Her own crew down here. She's been working for years and years to get to this point. Part of me wants to be like her, wants to accomplish as much, prove myself that good. The rest is feeling my shoulder muscles twist in protest as I yank the wrench handle back another notch, reminding me I only took this as a temporary job - another year or two maybe, until my freelance stuff starts selling steady enough.

5am

"I got the job back when my uncle got sick. He stayed with us, my dad had his hands full with me and my brothers already."

"Brothers?"

"Got three, how'd ya think I knew how to handle running my own crew? Eh?"

We smile, take bites of our apple pies in the subway café.

"I've always wanted to have brothers."

"Ahh, they're a pain. You've got a crowd now, though."

"Huh?"

"All of 'em down there. We're your brothers. Learn that fast, Silko. It's the one place in this City where you let your guard down, trust something 'sides your own head." Lori taps her forehead, then mine. "Below, gotta make all your heads one. That's what keeps you alive. Get it?"

I nod. Like going into battle, you don't fight alone, you fight as part of the team. Fight alone and you end up like Raph, razored and gasping and confessional in Return to New York before sending Leo to take on Saki one last time. 'We're your brothers' she'd said. I set those words in a back corner of my mind, to take out and look at a little later.

"Thanks for having breakfast with me."

"S'all right. Silko, that's the job, specially for us girls. Reachin' out. Givin' a hand back to the ones comin' on behind. Askin' for a hand of the ones ahead."

"Did you have someone helping you, when you first came on?"

"Sure, there's a few of the guys didn't mind a lady watchin' their backs downside. They were the ones who get it's family down there. There's us that are part of the circle, and that's for life. The rest, they take the job and work it til they get tired of it or get dead."

"You're going to work the tunnels for life?"

"Ahh, til I get too old for it. This work gets in the blood after awhile, guess I'll end up doin' street duty or settin' out assignments then. You?"

"Me? Uh... I think I'd like to stay for a couple of years. Cause I want to be a writer, mostly."

Lori throws back her head and laughs, startling the two businessmen at the next table. "Whyn'tcha say so, Silko? You coulda been tellin us stories all along. Brighten up the place.

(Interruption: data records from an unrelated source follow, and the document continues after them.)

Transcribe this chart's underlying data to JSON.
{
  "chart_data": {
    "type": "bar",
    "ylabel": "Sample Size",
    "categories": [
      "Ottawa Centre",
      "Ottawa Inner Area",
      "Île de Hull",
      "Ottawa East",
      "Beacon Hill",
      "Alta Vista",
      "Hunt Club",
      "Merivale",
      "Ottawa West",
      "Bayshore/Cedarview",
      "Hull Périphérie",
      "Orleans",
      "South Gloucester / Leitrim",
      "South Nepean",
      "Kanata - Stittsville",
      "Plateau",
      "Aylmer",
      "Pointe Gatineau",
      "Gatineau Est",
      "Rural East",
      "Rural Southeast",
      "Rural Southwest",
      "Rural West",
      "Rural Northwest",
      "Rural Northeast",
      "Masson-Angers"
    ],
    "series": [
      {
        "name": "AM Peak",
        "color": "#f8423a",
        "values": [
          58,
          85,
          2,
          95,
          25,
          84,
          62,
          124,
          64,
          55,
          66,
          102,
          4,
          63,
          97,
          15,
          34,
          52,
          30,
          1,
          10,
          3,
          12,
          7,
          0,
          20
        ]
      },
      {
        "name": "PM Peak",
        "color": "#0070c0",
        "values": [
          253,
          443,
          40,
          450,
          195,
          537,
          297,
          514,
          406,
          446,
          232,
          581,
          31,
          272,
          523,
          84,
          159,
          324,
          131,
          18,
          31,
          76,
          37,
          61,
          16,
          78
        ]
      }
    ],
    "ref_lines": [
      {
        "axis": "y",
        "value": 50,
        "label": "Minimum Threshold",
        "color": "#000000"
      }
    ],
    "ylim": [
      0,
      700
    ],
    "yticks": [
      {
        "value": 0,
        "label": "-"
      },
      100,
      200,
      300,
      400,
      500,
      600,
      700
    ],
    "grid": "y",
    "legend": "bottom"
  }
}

You start tellin' tomorrow. I'll guarantee an audience of one."

"The crew might not like it much..."

"We'll warm them up for it. Brothers, remember?"

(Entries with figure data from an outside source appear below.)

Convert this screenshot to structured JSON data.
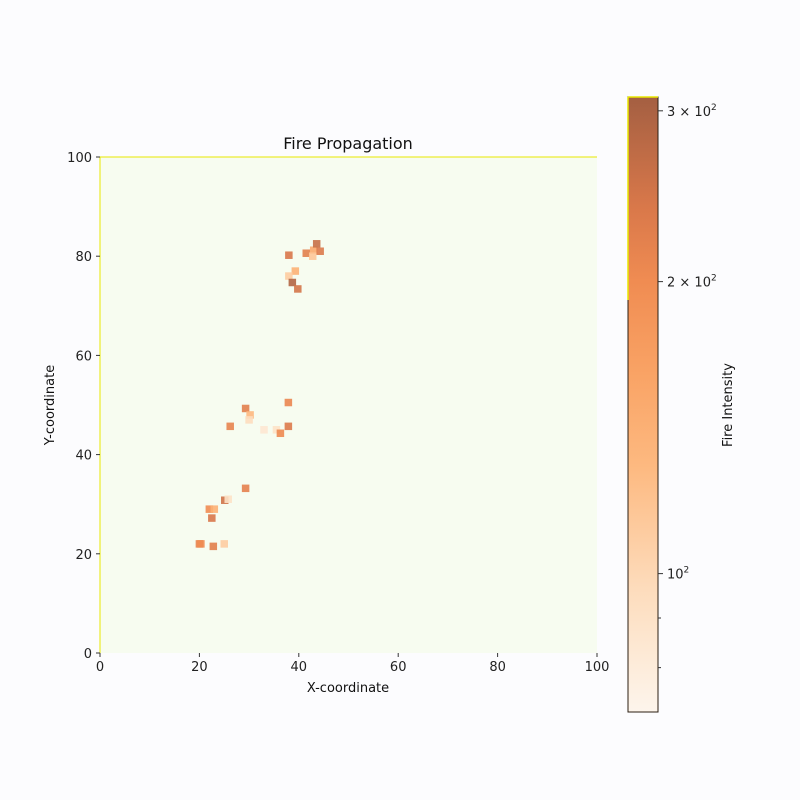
{
  "chart_data": {
    "type": "scatter",
    "title": "Fire Propagation",
    "xlabel": "X-coordinate",
    "ylabel": "Y-coordinate",
    "xlim": [
      0,
      100
    ],
    "ylim": [
      0,
      100
    ],
    "xticks": [
      "0",
      "20",
      "40",
      "60",
      "80",
      "100"
    ],
    "yticks": [
      "0",
      "20",
      "40",
      "60",
      "80",
      "100"
    ],
    "background_color": "#f7fcf0",
    "frame_color": "#e8e800",
    "grid": false,
    "marker": "square",
    "points": [
      {
        "x": 38.0,
        "y": 80.2,
        "v": 240
      },
      {
        "x": 41.5,
        "y": 80.6,
        "v": 225
      },
      {
        "x": 43.0,
        "y": 81.2,
        "v": 150
      },
      {
        "x": 43.6,
        "y": 82.5,
        "v": 260
      },
      {
        "x": 44.3,
        "y": 81.0,
        "v": 235
      },
      {
        "x": 42.8,
        "y": 80.0,
        "v": 115
      },
      {
        "x": 39.3,
        "y": 77.0,
        "v": 140
      },
      {
        "x": 38.0,
        "y": 76.0,
        "v": 110
      },
      {
        "x": 38.7,
        "y": 74.7,
        "v": 290
      },
      {
        "x": 39.8,
        "y": 73.4,
        "v": 245
      },
      {
        "x": 29.3,
        "y": 49.3,
        "v": 225
      },
      {
        "x": 30.2,
        "y": 48.0,
        "v": 130
      },
      {
        "x": 30.0,
        "y": 47.0,
        "v": 95
      },
      {
        "x": 26.2,
        "y": 45.7,
        "v": 215
      },
      {
        "x": 33.0,
        "y": 45.0,
        "v": 85
      },
      {
        "x": 35.5,
        "y": 45.0,
        "v": 90
      },
      {
        "x": 36.3,
        "y": 44.3,
        "v": 205
      },
      {
        "x": 37.9,
        "y": 50.5,
        "v": 210
      },
      {
        "x": 37.9,
        "y": 45.7,
        "v": 235
      },
      {
        "x": 29.3,
        "y": 33.2,
        "v": 220
      },
      {
        "x": 25.1,
        "y": 30.8,
        "v": 250
      },
      {
        "x": 25.8,
        "y": 31.0,
        "v": 90
      },
      {
        "x": 22.0,
        "y": 29.0,
        "v": 200
      },
      {
        "x": 23.0,
        "y": 29.0,
        "v": 140
      },
      {
        "x": 22.5,
        "y": 27.2,
        "v": 240
      },
      {
        "x": 20.0,
        "y": 22.0,
        "v": 215
      },
      {
        "x": 20.3,
        "y": 22.0,
        "v": 200
      },
      {
        "x": 22.8,
        "y": 21.5,
        "v": 225
      },
      {
        "x": 25.0,
        "y": 22.0,
        "v": 110
      }
    ],
    "colorbar": {
      "label": "Fire Intensity",
      "scale": "log",
      "min": 72,
      "max": 310,
      "colormap": "Oranges",
      "major_ticks": [
        {
          "value": 100,
          "base": "10",
          "exp": "2",
          "coef": ""
        },
        {
          "value": 200,
          "base": "10",
          "exp": "2",
          "coef": "2 × "
        },
        {
          "value": 300,
          "base": "10",
          "exp": "2",
          "coef": "3 × "
        }
      ],
      "minor_ticks": [
        80,
        90
      ]
    }
  }
}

I wonder if Mike ever talked out his stories while working with his brothers. "I'll give it a try. Not sure what they'd want to hear though."

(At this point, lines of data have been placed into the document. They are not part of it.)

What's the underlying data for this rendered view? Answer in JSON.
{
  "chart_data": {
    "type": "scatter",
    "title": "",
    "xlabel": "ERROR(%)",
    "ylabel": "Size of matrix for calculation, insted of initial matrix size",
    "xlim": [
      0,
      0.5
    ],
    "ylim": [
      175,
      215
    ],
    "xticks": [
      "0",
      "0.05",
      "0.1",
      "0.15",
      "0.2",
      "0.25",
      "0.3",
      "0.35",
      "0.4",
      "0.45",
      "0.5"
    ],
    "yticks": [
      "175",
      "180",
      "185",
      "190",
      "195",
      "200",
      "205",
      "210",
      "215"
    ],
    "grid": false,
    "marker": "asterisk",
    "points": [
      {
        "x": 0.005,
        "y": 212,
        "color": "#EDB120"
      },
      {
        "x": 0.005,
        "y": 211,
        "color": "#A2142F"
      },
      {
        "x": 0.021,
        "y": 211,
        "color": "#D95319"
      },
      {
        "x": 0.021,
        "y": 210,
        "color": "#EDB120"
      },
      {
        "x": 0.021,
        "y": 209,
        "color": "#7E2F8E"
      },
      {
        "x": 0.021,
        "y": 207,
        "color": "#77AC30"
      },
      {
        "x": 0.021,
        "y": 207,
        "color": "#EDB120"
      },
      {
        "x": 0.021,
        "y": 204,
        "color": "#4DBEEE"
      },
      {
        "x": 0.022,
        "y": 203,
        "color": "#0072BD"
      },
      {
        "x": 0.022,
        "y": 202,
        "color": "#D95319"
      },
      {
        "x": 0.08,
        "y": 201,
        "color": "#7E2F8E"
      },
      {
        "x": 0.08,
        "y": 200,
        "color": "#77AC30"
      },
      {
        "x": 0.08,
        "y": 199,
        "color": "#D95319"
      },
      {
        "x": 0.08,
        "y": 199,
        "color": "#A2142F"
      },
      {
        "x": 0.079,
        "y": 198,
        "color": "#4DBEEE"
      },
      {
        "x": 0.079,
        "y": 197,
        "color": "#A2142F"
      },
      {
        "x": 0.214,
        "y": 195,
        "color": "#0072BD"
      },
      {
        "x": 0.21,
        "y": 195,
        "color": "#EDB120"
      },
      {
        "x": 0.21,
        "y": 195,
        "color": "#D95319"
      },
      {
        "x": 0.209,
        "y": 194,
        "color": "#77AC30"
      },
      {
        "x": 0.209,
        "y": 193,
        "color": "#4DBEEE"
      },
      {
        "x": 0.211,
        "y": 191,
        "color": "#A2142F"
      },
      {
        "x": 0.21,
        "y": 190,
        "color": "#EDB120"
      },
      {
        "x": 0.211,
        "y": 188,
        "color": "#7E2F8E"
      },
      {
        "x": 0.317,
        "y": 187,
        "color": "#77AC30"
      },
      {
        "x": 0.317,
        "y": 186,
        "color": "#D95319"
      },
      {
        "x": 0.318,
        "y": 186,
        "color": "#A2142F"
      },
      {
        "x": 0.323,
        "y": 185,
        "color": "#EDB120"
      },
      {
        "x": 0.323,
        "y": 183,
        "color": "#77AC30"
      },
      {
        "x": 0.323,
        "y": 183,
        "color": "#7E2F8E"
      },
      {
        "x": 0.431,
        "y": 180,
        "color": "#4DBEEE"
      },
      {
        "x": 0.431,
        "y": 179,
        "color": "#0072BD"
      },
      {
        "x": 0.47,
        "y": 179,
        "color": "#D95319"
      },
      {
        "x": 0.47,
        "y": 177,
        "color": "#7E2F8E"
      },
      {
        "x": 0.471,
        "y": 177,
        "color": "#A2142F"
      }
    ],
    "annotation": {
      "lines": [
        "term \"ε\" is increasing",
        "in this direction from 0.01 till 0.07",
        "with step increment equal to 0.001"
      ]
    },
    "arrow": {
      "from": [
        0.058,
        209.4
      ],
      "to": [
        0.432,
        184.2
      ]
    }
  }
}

"Christmas Eve's the day after, why not somethin' holiday-like?"

I think it's a great idea. I spend my sunrise hour thinking how nice it is working with someone I don't have to look 'strong' for.

December 23rd, 2001
1:14am

"And in the long black stretch of sky, emptied of its power, they looked hard but couldn't see any stars."

Henry strikes, shoves the wedge I'm holding a little deeper into the crack of rock.

"There was only the sound of settling snow and their own hoarse breathing. Abby started shivering. 'I'm cold... Let's get out of here.' So they started back down the hill."

"Little more to the left, Silk."

He says it soft and quick, like he hates to interrupt. He really is interested! "'Kay."

"That's good." Slam. Henry's arms seem to burn orange as they swing again through the lamplight.

"Just beyond the trees, a few hundred yards back from the road, they found a falling-down old barn, and she followed Jesse through the broken boards of the side into a pile of dusty, ancient hay... A little later and they were settled for sleep, some burlap to keep them warm as they curled in the hay, when they heard something." Andy's moved a little closer, holding the light for us. I raise my voice. "It sounded like a cat... Or the wind... No, there again. Abby sat up, to hear better. Again it rose and then she knew it, knew the sound and she had to move. 'Jesse! Jesse, that's a baby crying! A baby in here!'"

Lori strides by with a box of tools. She winks.